Menuju konten utama

Jenderal-Jenderal Penganut Buddha di Indonesia

Gatot Subroto dan Soemantri Mohamad Saleh adalah dua jenderal Buddhis dan aktif sebagai pelindung agama Buddha.

Jenderal-Jenderal Penganut Buddha di Indonesia
Ilustrasi potrait Gatot Subroto. Foto/Istimewa

tirto.id - Jumlah populasi penganut agama Buddha di Indonesia terbilang sedikit dibandingkan agama lainnya. Sehingga tak mengherankan keberadaan para penganutnya di berbagai institusi negara pun tak banyak. Di institusi militer misalnya, sulit menemukan jenderal beragama Buddha.

Gatot Subroto adalah salah satu di antara yang sedikit itu. Meski banyak kalangan menganggapnya seorang Muslim, segolongan orang menilai dia seorang Buddhis. Apalagi dia dikenal sebagai pelindung agama Buddha.
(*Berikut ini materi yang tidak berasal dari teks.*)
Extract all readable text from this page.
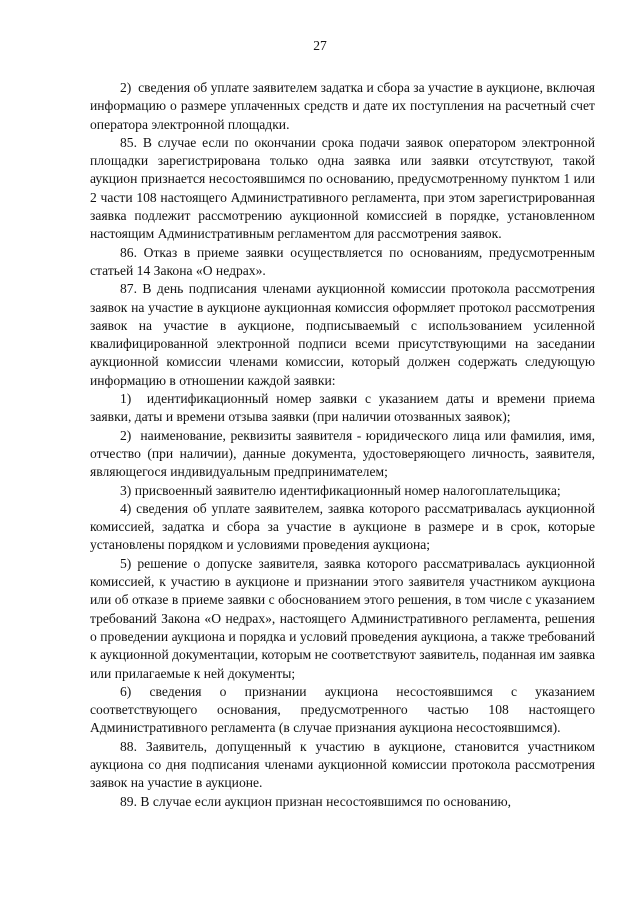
27

2)  сведения об уплате заявителем задатка и сбора за участие в аукционе, включая информацию о размере уплаченных средств и дате их поступления на расчетный счет оператора электронной площадки.

85. В случае если по окончании срока подачи заявок оператором электронной площадки зарегистрирована только одна заявка или заявки отсутствуют, такой аукцион признается несостоявшимся по основанию, предусмотренному пунктом 1 или 2 части 108 настоящего Административного регламента, при этом зарегистрированная заявка подлежит рассмотрению аукционной комиссией в порядке, установленном настоящим Административным регламентом для рассмотрения заявок.

86. Отказ в приеме заявки осуществляется по основаниям, предусмотренным статьей 14 Закона «О недрах».

87. В день подписания членами аукционной комиссии протокола рассмотрения заявок на участие в аукционе аукционная комиссия оформляет протокол рассмотрения заявок на участие в аукционе, подписываемый с использованием усиленной квалифицированной электронной подписи всеми присутствующими на заседании аукционной комиссии членами комиссии, который должен содержать следующую информацию в отношении каждой заявки:

1)  идентификационный номер заявки с указанием даты и времени приема заявки, даты и времени отзыва заявки (при наличии отозванных заявок);

2)  наименование, реквизиты заявителя - юридического лица или фамилия, имя, отчество (при наличии), данные документа, удостоверяющего личность, заявителя, являющегося индивидуальным предпринимателем;

3) присвоенный заявителю идентификационный номер налогоплательщика;

4) сведения об уплате заявителем, заявка которого рассматривалась аукционной комиссией, задатка и сбора за участие в аукционе в размере и в срок, которые установлены порядком и условиями проведения аукциона;

5) решение о допуске заявителя, заявка которого рассматривалась аукционной комиссией, к участию в аукционе и признании этого заявителя участником аукциона или об отказе в приеме заявки с обоснованием этого решения, в том числе с указанием требований Закона «О недрах», настоящего Административного регламента, решения о проведении аукциона и порядка и условий проведения аукциона, а также требований к аукционной документации, которым не соответствуют заявитель, поданная им заявка или прилагаемые к ней документы;

6) сведения о признании аукциона несостоявшимся с указанием соответствующего основания, предусмотренного частью 108 настоящего Административного регламента (в случае признания аукциона несостоявшимся).

88. Заявитель, допущенный к участию в аукционе, становится участником аукциона со дня подписания членами аукционной комиссии протокола рассмотрения заявок на участие в аукционе.

89. В случае если аукцион признан несостоявшимся по основанию,
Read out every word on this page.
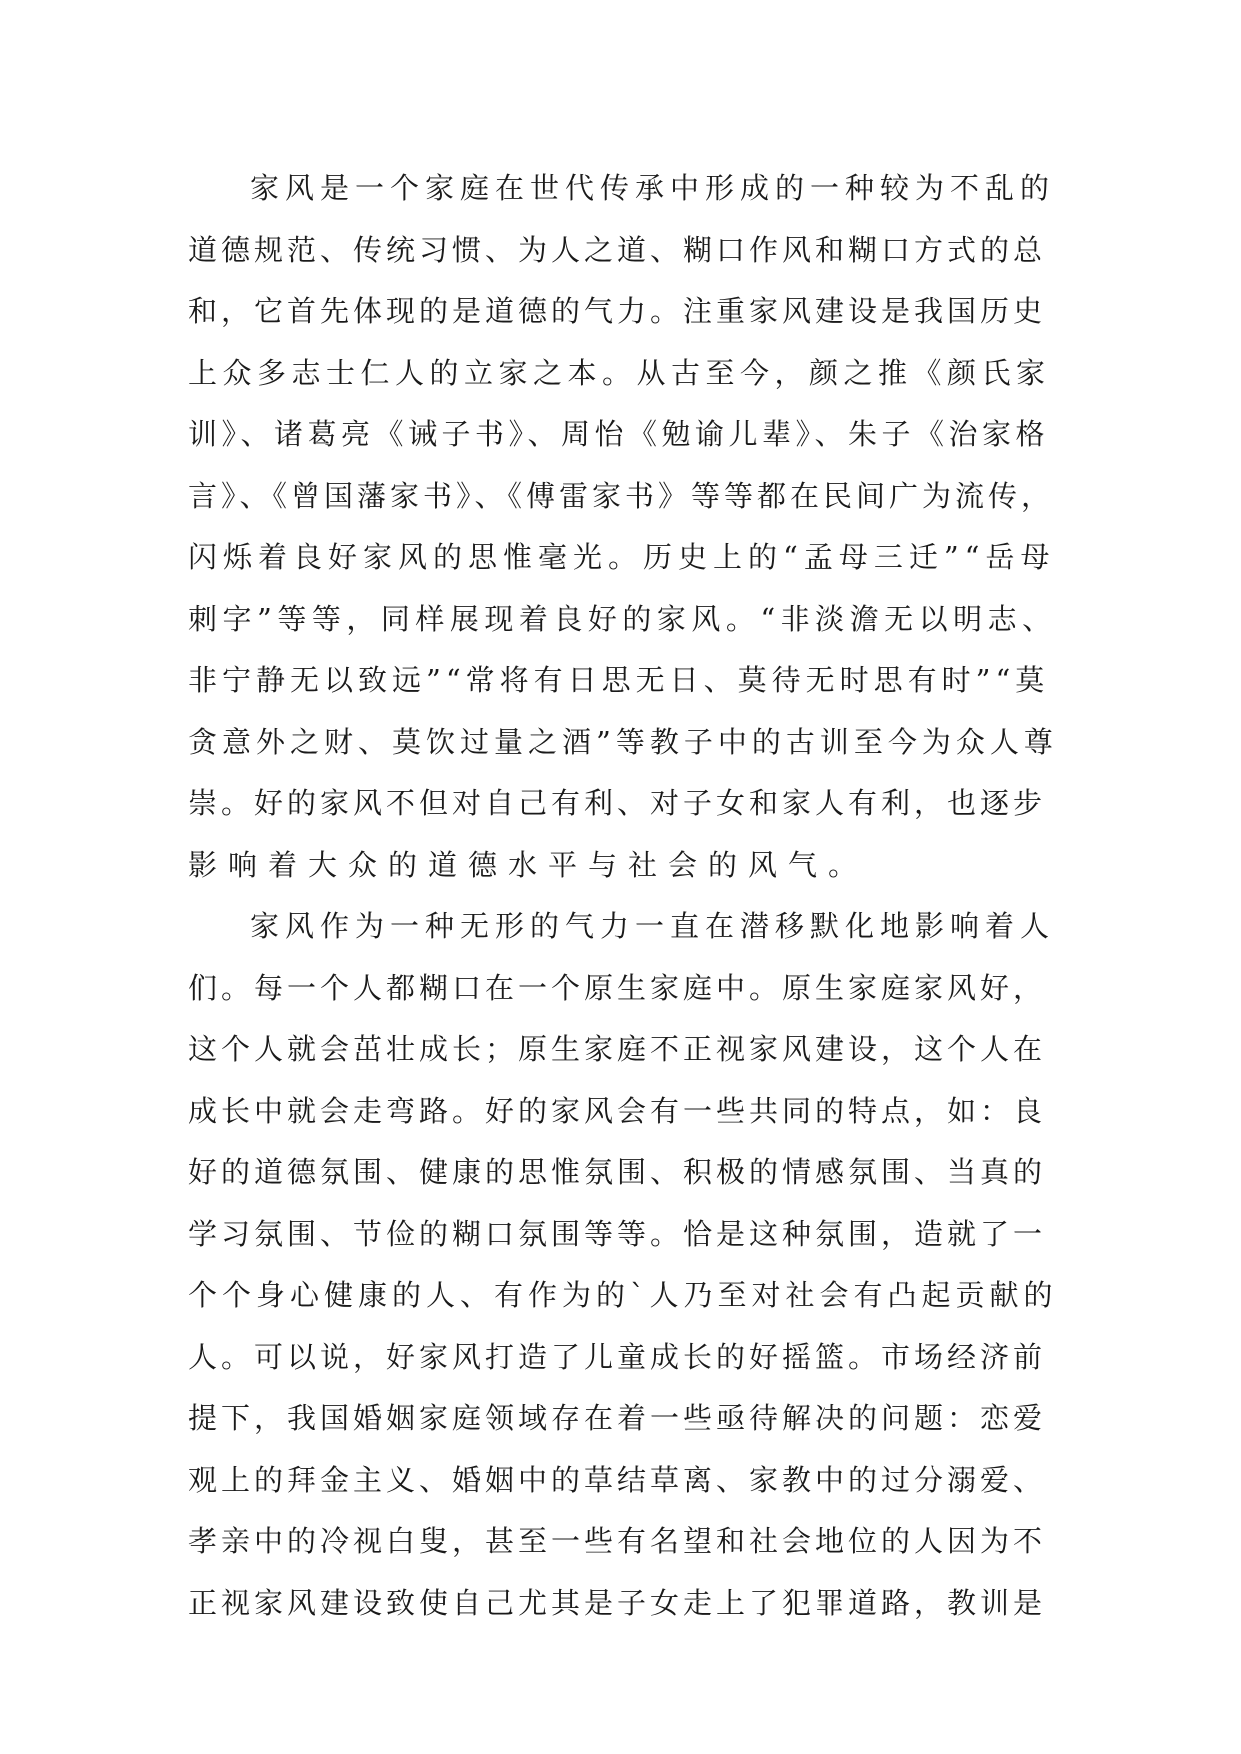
家风是一个家庭在世代传承中形成的一种较为不乱的
道德规范、传统习惯、为人之道、糊口作风和糊口方式的总
和，它首先体现的是道德的气力。注重家风建设是我国历史
上众多志士仁人的立家之本。从古至今，颜之推《颜氏家
训》、诸葛亮《诫子书》、周怡《勉谕儿辈》、朱子《治家格
言》、《曾国藩家书》、《傅雷家书》等等都在民间广为流传，
闪烁着良好家风的思惟毫光。历史上的“孟母三迁”“岳母
刺字”等等，同样展现着良好的家风。“非淡澹无以明志、
非宁静无以致远”“常将有日思无日、莫待无时思有时”“莫
贪意外之财、莫饮过量之酒”等教子中的古训至今为众人尊
崇。好的家风不但对自己有利、对子女和家人有利，也逐步
影响着大众的道德水平与社会的风气。
家风作为一种无形的气力一直在潜移默化地影响着人
们。每一个人都糊口在一个原生家庭中。原生家庭家风好，
这个人就会茁壮成长；原生家庭不正视家风建设，这个人在
成长中就会走弯路。好的家风会有一些共同的特点，如：良
好的道德氛围、健康的思惟氛围、积极的情感氛围、当真的
学习氛围、节俭的糊口氛围等等。恰是这种氛围，造就了一
个个身心健康的人、有作为的`人乃至对社会有凸起贡献的
人。可以说，好家风打造了儿童成长的好摇篮。市场经济前
提下，我国婚姻家庭领域存在着一些亟待解决的问题：恋爱
观上的拜金主义、婚姻中的草结草离、家教中的过分溺爱、
孝亲中的冷视白叟，甚至一些有名望和社会地位的人因为不
正视家风建设致使自己尤其是子女走上了犯罪道路，教训是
“Semasa hidupnya, sebagai pelindung agama Buddha, ia tampak hadir dalam upacara-upacara keagamaan Buddha, antara lain pada upacara-upacara Waisak di stupa Borobudur. Kepada umat Buddha Semarang juga pernah dihadiahkan sebuah patung Buddha besar berlapis emas seberat satu setengah ton yang berasal dari Muangthai,” tulis Moh Omar dalam Jenderal Gatot Subroto (1976: 114). Namun, di mata Moh Omar, “Gatot Subroto adalah seorang Muslim.”

Baca juga: Gatot Subroto: Sersan "Gila" yang Cinta Damai

Mengenai meninggalnya, Peter Britton mencatat dalam Profesionalisme dan Ideologi Militer Indonesia (1996:180), “Dia [Gatot Subroto] meninggal di depan seorang ulama yang menasihatinya untuk membaca dua kalimat syahadat, pengakuan kepercayaan (kepada Allah SWT sebagai Tuhan dan Nabi Muhammad sebagai Rosul), dan kemudian ia meninggal dengan tenang”.

Meski menjelang wafat Gatot mengucapkan syahadat, semasa hidupnya ia adalah pemeluk Buddha. “Gatot Subroto mempunyai keengganan yang kuat terhadap Agama Islam dan memeluk agama Buddha,” tulis Peter.

Gatot dianggap punya keahlian tertentu yang dalam dunia kejawen dianggap sebagai salah satu keahlian tertinggi: meramalkan saat kematiannya sendiri. Hal itu dianggap akan mempermudah perjalanannya berpulang kepada Yang Maha Kuasa.

Mencari Ketenangan Jiwa

Orang yang menjadi saksi atas bagaimana Gatot berlaku layaknya orang Buddha adalah bekas bawahannya di militer, Soemantri Mohammad Saleh. Dia pernah menjadi asisten Gatot ketika Gatot masih berpangkat kolonel dan menjabat Wakil Kepala Staf Angkatan Darat (Wakasad) pada 1950-an.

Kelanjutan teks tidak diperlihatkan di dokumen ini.